Credits: Based on the config shared by @davidvujic.
---
name: "fp-idiomatic-style"
description: "Coding style policy for generated code: prefer idiomatic language conventions with a functional-leaning approach (pure-ish functions, composability), and prefer lightweight data structures over heavy schema/class abstractions unless clearly justified."
---
# Functional-leaning, idiomatic coding style policy
Applies whenever you write new code OR propose code changes, in any language.
## Priorities (in order)
1) Correctness and clarity first.
2) Idiomatic for the target language (e.g., Pythonic for Python, idiomatic TS for TypeScript).
3) Functional-leaning style when it fits naturally:
- explicit inputs/outputs
- minimize side effects and shared mutable state
- small composable functions
- declarative transformations over imperative loops where readable
## Data modeling preference (important)
- Prefer lightweight structures for transient data over heavy class/schema abstractions.

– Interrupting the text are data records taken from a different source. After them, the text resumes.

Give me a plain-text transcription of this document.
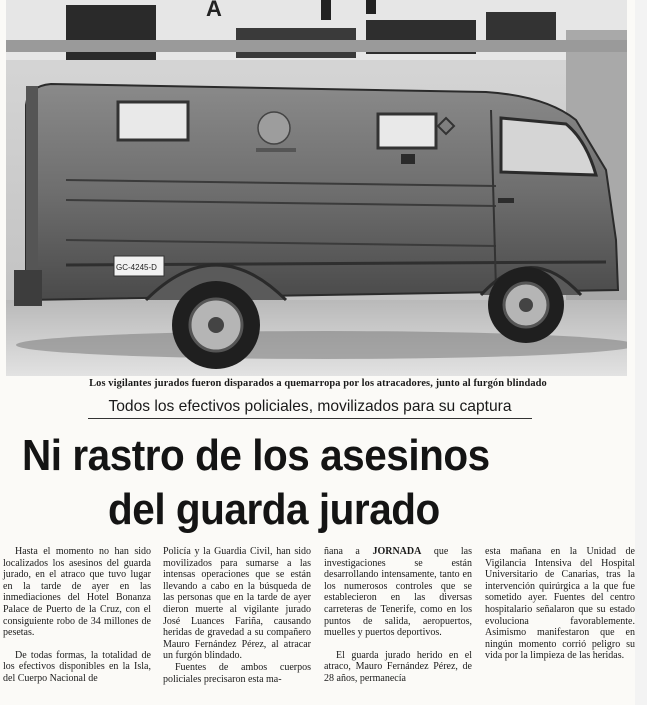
A
GC-4245-D
Los vigilantes jurados fueron disparados a quemarropa por los atracadores, junto al furgón blindado
Todos los efectivos policiales, movilizados para su captura
Ni rastro de los asesinos
del guarda jurado

Hasta el momento no han sido localizados los asesinos del guarda jurado, en el atraco que tuvo lugar en la tarde de ayer en las inmediaciones del Hotel Bonanza Palace de Puerto de la Cruz, con el consiguiente robo de 34 millones de pesetas.

De todas formas, la totalidad de los efectivos disponibles en la Isla, del Cuerpo Nacional de

Policía y la Guardia Civil, han sido movilizados para sumarse a las intensas operaciones que se están llevando a cabo en la búsqueda de las personas que en la tarde de ayer dieron muerte al vigilante jurado José Luances Fariña, causando heridas de gravedad a su compañero Mauro Fernández Pérez, al atracar un furgón blindado.

Fuentes de ambos cuerpos policiales precisaron esta ma-

ñana a JORNADA que las investigaciones se están desarrollando intensamente, tanto en los numerosos controles que se establecieron en las diversas carreteras de Tenerife, como en los puntos de salida, aeropuertos, muelles y puertos deportivos.

El guarda jurado herido en el atraco, Mauro Fernández Pérez, de 28 años, permanecía

esta mañana en la Unidad de Vigilancia Intensiva del Hospital Universitario de Canarias, tras la intervención quirúrgica a la que fue sometido ayer. Fuentes del centro hospitalario señalaron que su estado evoluciona favorablemente. Asimismo manifestaron que en ningún momento corrió peligro su vida por la limpieza de las heridas.
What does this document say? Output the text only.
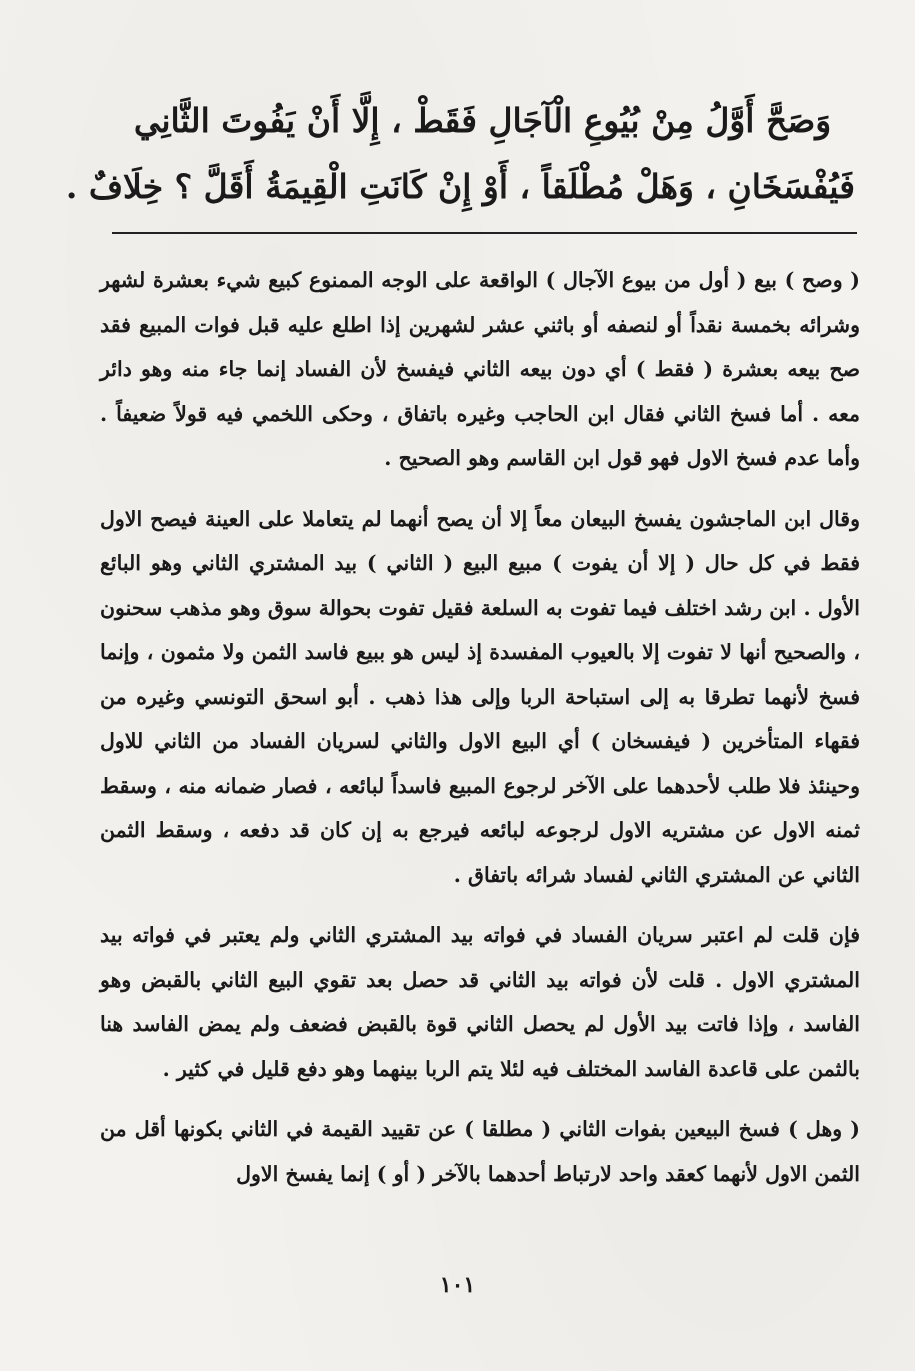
وَصَحَّ أَوَّلُ مِنْ بُيُوعِ الْآجَالِ فَقَطْ ، إِلَّا أَنْ يَفُوتَ الثَّانِي
فَيُفْسَخَانِ ، وَهَلْ مُطْلَقاً ، أَوْ إِنْ كَانَتِ الْقِيمَةُ أَقَلَّ ؟ خِلَافٌ .

( وصح ) بيع ( أول من بيوع الآجال ) الواقعة على الوجه الممنوع كبيع شيء بعشرة لشهر وشرائه بخمسة نقداً أو لنصفه أو باثني عشر لشهرين إذا اطلع عليه قبل فوات المبيع فقد صح بيعه بعشرة ( فقط ) أي دون بيعه الثاني فيفسخ لأن الفساد إنما جاء منه وهو دائر معه . أما فسخ الثاني فقال ابن الحاجب وغيره باتفاق ، وحكى اللخمي فيه قولاً ضعيفاً . وأما عدم فسخ الاول فهو قول ابن القاسم وهو الصحيح .

وقال ابن الماجشون يفسخ البيعان معاً إلا أن يصح أنهما لم يتعاملا على العينة فيصح الاول فقط في كل حال ( إلا أن يفوت ) مبيع البيع ( الثاني ) بيد المشتري الثاني وهو البائع الأول . ابن رشد اختلف فيما تفوت به السلعة فقيل تفوت بحوالة سوق وهو مذهب سحنون ، والصحيح أنها لا تفوت إلا بالعيوب المفسدة إذ ليس هو ببيع فاسد الثمن ولا مثمون ، وإنما فسخ لأنهما تطرقا به إلى استباحة الربا وإلى هذا ذهب . أبو اسحق التونسي وغيره من فقهاء المتأخرين ( فيفسخان ) أي البيع الاول والثاني لسريان الفساد من الثاني للاول وحينئذ فلا طلب لأحدهما على الآخر لرجوع المبيع فاسداً لبائعه ، فصار ضمانه منه ، وسقط ثمنه الاول عن مشتريه الاول لرجوعه لبائعه فيرجع به إن كان قد دفعه ، وسقط الثمن الثاني عن المشتري الثاني لفساد شرائه باتفاق .

فإن قلت لم اعتبر سريان الفساد في فواته بيد المشتري الثاني ولم يعتبر في فواته بيد المشتري الاول . قلت لأن فواته بيد الثاني قد حصل بعد تقوي البيع الثاني بالقبض وهو الفاسد ، وإذا فاتت بيد الأول لم يحصل الثاني قوة بالقبض فضعف ولم يمض الفاسد هنا بالثمن على قاعدة الفاسد المختلف فيه لئلا يتم الربا بينهما وهو دفع قليل في كثير .

( وهل ) فسخ البيعين بفوات الثاني ( مطلقا ) عن تقييد القيمة في الثاني بكونها أقل من الثمن الاول لأنهما كعقد واحد لارتباط أحدهما بالآخر ( أو ) إنما يفسخ الاول

١٠١
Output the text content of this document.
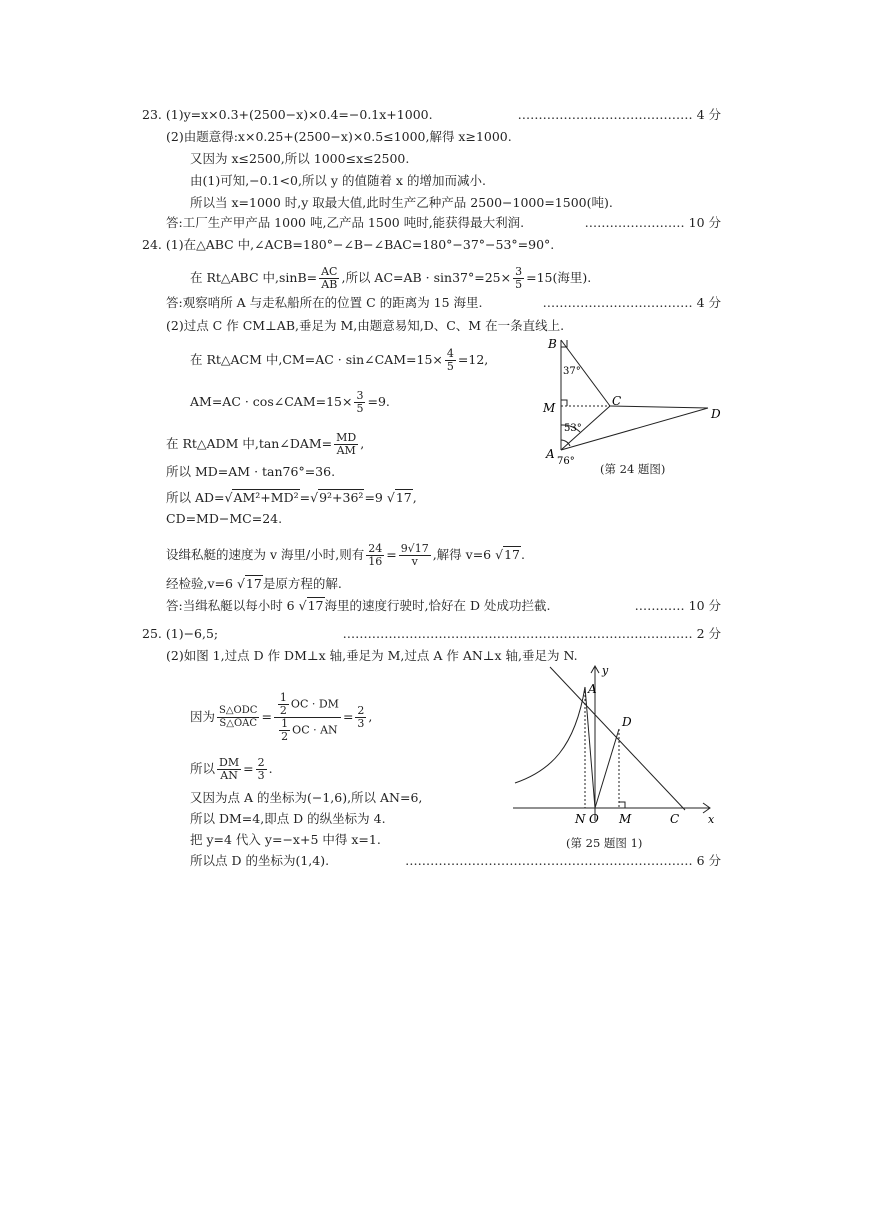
23. (1)y=x×0.3+(2500−x)×0.4=−0.1x+1000.	…………………………………… 4 分
(2)由题意得:x×0.25+(2500−x)×0.5≤1000,解得 x≥1000.
又因为 x≤2500,所以 1000≤x≤2500.
由(1)可知,−0.1<0,所以 y 的值随着 x 的增加而减小.
所以当 x=1000 时,y 取最大值,此时生产乙种产品 2500−1000=1500(吨).
答:工厂生产甲产品 1000 吨,乙产品 1500 吨时,能获得最大利润.	…………………… 10 分
24. (1)在△ABC 中,∠ACB=180°−∠B−∠BAC=180°−37°−53°=90°.
在 Rt△ABC 中$,\sin B= \frac{AC}{AB}$ ,所以 $AC=AB \cdot \sin 37^\circ=25\times \frac{3}{5} =15$(海里).
答:观察哨所 A 与走私船所在的位置 C 的距离为 15 海里.	……………………………… 4 分
(2)过点 C 作 CM⊥AB,垂足为 M,由题意易知,D、C、M 在一条直线上.
在 Rt△ACM 中,CM=AC · sin∠CAM=15× $\frac{4}{5} =12$,
AM=AC · cos∠CAM=15× $\frac{3}{5} =9$.
在 Rt△ADM 中,tan∠DAM= $\frac{MD}{AM}$ ,
所以 MD=AM · tan76°=36.
所以 AD=√AM²+MD²=√9²+36²=9 √17,
CD=MD−MC=24.
设缉私艇的速度为 v 海里/小时,则有 $\frac{24}{16} = \frac{9√17}{v}$ ,解得 v=6 √17.
经检验,v=6 √17是原方程的解.
答:当缉私艇以每小时 6 √17海里的速度行驶时,恰好在 D 处成功拦截.	………… 10 分
B
A
M	C
D
37°
53°
76°
(第 24 题图)
25. (1)−6,5;	………………………………………………………………………… 2 分
(2)如图 1,过点 D 作 DM⊥x 轴,垂足为 M,过点 A 作 AN⊥x 轴,垂足为 N.
因为 $\frac{\text{S△ODC}}{\text{S△OAC}} = \frac{\frac{1}{2} OC \cdot DM}{\frac{1}{2} OC \cdot AN} = \frac{2}{3}$ ,
所以 $\frac{DM}{AN} = \frac{2}{3}$ .
又因为点 A 的坐标为(−1,6),所以 AN=6,
所以 DM=4,即点 D 的纵坐标为 4.
把 y=4 代入 y=−x+5 中得 x=1.
所以点 D 的坐标为(1,4).	…………………………………………………………… 6 分
A
D
y
x
N O M	C
(第 25 题图 1)
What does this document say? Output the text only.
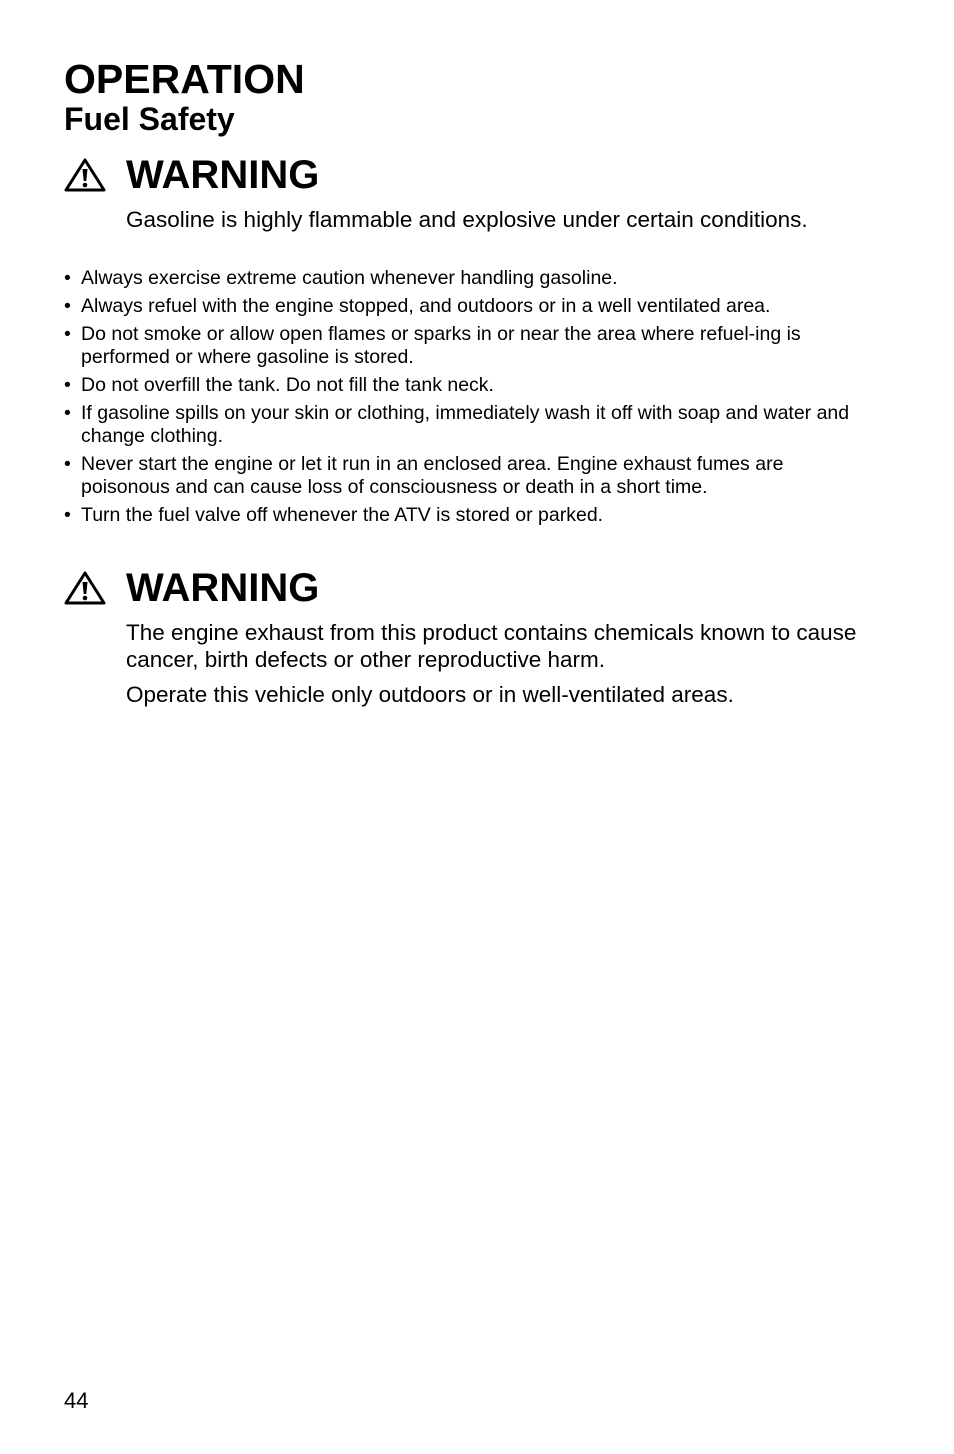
OPERATION
Fuel Safety
WARNING

Gasoline is highly flammable and explosive under certain conditions.

• Always exercise extreme caution whenever handling gasoline.
• Always refuel with the engine stopped, and outdoors or in a well ventilated area.
• Do not smoke or allow open flames or sparks in or near the area where refuel-ing is performed or where gasoline is stored.
• Do not overfill the tank. Do not fill the tank neck.
• If gasoline spills on your skin or clothing, immediately wash it off with soap and water and change clothing.
• Never start the engine or let it run in an enclosed area. Engine exhaust fumes are poisonous and can cause loss of consciousness or death in a short time.
• Turn the fuel valve off whenever the ATV is stored or parked.
WARNING

The engine exhaust from this product contains chemicals known to cause cancer, birth defects or other reproductive harm.

Operate this vehicle only outdoors or in well-ventilated areas.

44
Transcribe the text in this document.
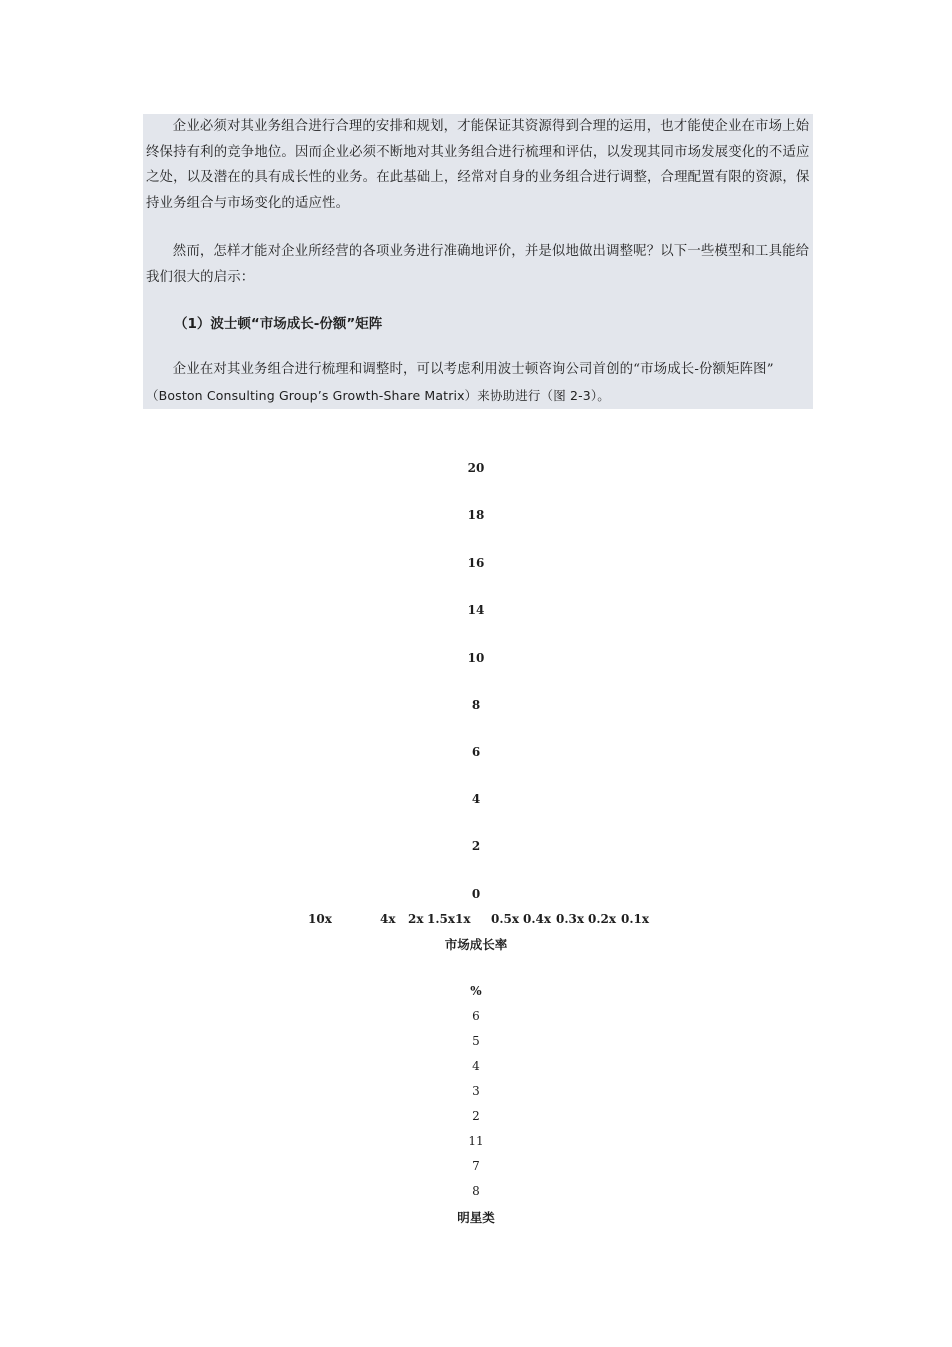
企业必须对其业务组合进行合理的安排和规划，才能保证其资源得到合理的运用，也才能使企业在市场上始终保持有利的竞争地位。因而企业必须不断地对其业务组合进行梳理和评估，以发现其同市场发展变化的不适应之处，以及潜在的具有成长性的业务。在此基础上，经常对自身的业务组合进行调整，合理配置有限的资源，保持业务组合与市场变化的适应性。

然而，怎样才能对企业所经营的各项业务进行准确地评价，并是似地做出调整呢？以下一些模型和工具能给我们很大的启示：

（1）波士顿“市场成长-份额”矩阵

企业在对其业务组合进行梳理和调整时，可以考虑利用波士顿咨询公司首创的“市场成长-份额矩阵图”
（Boston Consulting Group’s Growth-Share Matrix）来协助进行（图 2-3）。

20
18
16
14
10
8
6
4
2
0
10x	4x 2x 1.5x 1x 0.5x 0.4x 0.3x 0.2x 0.1x
市场成长率
%
6
5
4
3
2
11
7
8
明星类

- Only introduce richer types when clearly beneficial, e.g.:
- validation/invariants are required
- long-lived domain objects
- meaningful behavior/methods beyond data transport
### Language examples
- **Python:** prefer `dict`/`Mapping`/tuples; avoid `dataclasses` or `pydantic` models unless justified.
- **TypeScript:** prefer plain objects, interfaces, or type aliases; avoid classes unless justified.
- **Clojure:** prefer maps and vectors; avoid records unless justified by polymorphism needs.
- **Other languages:** follow the same principle — reach for the lightest idiomatic container first.
## Don't force FP purity
- Avoid clever chaining, excessive `map`/`filter`, or recursion if it reduces readability.
- Choose the most readable idiomatic solution, then make it functional-leaning where it remains clear.
## When editing existing code
- Prefer the smallest change that satisfies requirements.
- Preserve local conventions unless they conflict with correctness/security.